Photo: Book cover
Agent Provocateur, the lingerie line whose underwear is as impractical as its prices are high, escaped a ban in the U.K. after arguing that its ads weren’t celebrating violence against women but rather paying homage to a British movie studio famous for its low-budget vampire movies.The British Advertising Standards Authority heard a complaint from a single viewer who believed the ad was misogynist, and therefore in breach of the country’s strict advertising rules.
The 2-minute epic depicts a home invasion in which several lingerie-clad models drag a woman through her house and perform a fetish-y interpretative dance routine before making her one of their own. At one point, one of the models is used as a chair. The ad, titled “Fleurs du Mal,” is scored to a headache-inducing death metal track.
It was named one of B.I.’s 10 Worst Ads of 2011.
In its defence, Agent Provocateur argued:
“… one of the gowns in the collection reminded the film’s director of the type of gown that was worn by ‘victims’ in classic 1950s Hammer horror films. The style suited Agent Provocateur perfectly, because in the past horror was the only way of showing sex in a film. Sex and horror had always been woven together but, they understood, had never been parodied in a film for a fashion label. They said the online video had been viewed over 450,000 times since its launch and there had not been any other complaints.”
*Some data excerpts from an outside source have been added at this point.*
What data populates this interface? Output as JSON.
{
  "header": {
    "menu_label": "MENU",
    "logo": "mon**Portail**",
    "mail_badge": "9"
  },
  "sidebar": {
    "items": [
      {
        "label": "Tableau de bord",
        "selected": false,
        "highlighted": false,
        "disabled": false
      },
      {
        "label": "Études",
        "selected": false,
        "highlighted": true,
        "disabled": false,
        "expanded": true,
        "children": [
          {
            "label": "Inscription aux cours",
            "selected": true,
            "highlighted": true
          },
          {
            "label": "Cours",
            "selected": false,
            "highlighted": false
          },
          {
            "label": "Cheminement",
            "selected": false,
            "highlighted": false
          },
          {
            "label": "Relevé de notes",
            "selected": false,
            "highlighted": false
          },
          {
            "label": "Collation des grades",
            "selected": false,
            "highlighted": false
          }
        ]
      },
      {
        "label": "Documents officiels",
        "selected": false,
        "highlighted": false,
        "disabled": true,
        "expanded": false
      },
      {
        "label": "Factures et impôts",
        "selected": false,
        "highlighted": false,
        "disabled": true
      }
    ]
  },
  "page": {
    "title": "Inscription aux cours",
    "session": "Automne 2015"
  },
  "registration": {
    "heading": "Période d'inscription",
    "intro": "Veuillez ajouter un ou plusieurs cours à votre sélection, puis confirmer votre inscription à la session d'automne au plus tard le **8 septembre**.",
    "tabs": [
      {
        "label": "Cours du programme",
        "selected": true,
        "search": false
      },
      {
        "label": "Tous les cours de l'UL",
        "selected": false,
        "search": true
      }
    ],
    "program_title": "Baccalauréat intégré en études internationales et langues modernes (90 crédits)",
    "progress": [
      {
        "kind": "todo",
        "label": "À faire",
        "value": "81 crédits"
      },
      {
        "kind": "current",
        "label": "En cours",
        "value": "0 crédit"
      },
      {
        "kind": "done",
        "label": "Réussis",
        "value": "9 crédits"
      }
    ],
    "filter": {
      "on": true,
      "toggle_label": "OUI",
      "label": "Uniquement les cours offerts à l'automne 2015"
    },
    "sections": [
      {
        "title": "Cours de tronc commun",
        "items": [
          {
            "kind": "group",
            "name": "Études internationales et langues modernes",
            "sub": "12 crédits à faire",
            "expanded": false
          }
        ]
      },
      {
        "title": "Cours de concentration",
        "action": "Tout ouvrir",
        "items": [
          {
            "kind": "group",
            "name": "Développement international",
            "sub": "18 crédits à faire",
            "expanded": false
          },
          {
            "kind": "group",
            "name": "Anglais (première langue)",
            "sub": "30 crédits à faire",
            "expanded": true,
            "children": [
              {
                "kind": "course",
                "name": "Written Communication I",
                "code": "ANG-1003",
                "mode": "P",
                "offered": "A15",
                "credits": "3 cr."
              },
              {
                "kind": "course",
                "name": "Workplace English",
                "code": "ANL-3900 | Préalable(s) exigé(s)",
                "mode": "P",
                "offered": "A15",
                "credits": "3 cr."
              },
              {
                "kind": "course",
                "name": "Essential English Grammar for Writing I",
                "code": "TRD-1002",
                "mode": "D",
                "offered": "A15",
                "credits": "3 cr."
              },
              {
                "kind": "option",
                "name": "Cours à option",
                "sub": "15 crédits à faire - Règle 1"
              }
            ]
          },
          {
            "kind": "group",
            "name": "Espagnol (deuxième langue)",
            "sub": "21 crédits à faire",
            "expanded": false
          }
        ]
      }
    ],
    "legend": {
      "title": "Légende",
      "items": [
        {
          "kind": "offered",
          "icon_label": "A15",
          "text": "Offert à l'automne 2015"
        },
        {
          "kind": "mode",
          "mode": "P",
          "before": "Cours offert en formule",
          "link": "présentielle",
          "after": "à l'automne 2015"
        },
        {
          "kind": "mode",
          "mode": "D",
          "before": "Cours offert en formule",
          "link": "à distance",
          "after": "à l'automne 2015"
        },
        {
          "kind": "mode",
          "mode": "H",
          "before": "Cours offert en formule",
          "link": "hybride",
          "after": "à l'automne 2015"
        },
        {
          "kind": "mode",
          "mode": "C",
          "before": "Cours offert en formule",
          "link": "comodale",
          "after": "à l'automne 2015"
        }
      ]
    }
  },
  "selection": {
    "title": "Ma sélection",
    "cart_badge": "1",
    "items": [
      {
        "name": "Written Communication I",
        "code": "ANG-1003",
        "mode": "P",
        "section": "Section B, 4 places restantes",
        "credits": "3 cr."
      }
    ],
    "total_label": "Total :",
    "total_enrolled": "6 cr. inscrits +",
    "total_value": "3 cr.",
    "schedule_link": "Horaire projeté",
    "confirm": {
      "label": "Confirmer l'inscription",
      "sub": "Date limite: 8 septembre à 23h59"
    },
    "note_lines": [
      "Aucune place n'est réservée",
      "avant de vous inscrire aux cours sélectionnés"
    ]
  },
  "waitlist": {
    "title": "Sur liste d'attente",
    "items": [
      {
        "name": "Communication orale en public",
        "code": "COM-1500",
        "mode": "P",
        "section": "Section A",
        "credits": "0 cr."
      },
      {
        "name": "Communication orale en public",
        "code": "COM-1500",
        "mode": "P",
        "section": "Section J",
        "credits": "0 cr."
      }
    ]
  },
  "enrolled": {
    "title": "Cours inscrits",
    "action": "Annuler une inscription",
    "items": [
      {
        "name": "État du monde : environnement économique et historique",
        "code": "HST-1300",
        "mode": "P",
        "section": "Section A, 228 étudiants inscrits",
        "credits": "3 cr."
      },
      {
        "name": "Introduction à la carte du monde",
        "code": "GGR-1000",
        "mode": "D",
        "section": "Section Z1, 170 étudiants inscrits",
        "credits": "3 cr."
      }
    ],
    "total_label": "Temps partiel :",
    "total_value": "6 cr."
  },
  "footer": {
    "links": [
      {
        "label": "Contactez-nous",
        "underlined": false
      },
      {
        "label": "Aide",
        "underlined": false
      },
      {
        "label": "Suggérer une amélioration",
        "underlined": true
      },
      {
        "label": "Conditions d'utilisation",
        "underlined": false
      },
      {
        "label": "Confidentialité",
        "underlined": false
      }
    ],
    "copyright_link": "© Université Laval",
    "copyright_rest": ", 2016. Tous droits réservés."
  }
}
Hammer Films and its “Hammer House of Horror” imprint, was a British movie studio that produced dozens of cheaply made shockers from the 1950s to the 1970s, including nine versions of “Dracula” alone.
Amazingly, the ASA bought Agent Provocateur’s defence:
“We acknowledged some viewers might find some of the scenes distasteful but considered the highly stylised nature and clearly fictional content of the video meant it was unlikely to be interpreted by most viewers in the way the complainant suggested. We considered the ads did not demean women and were unlikely to cause serious or widespread offence to visitors to the Agent Provocateur website.”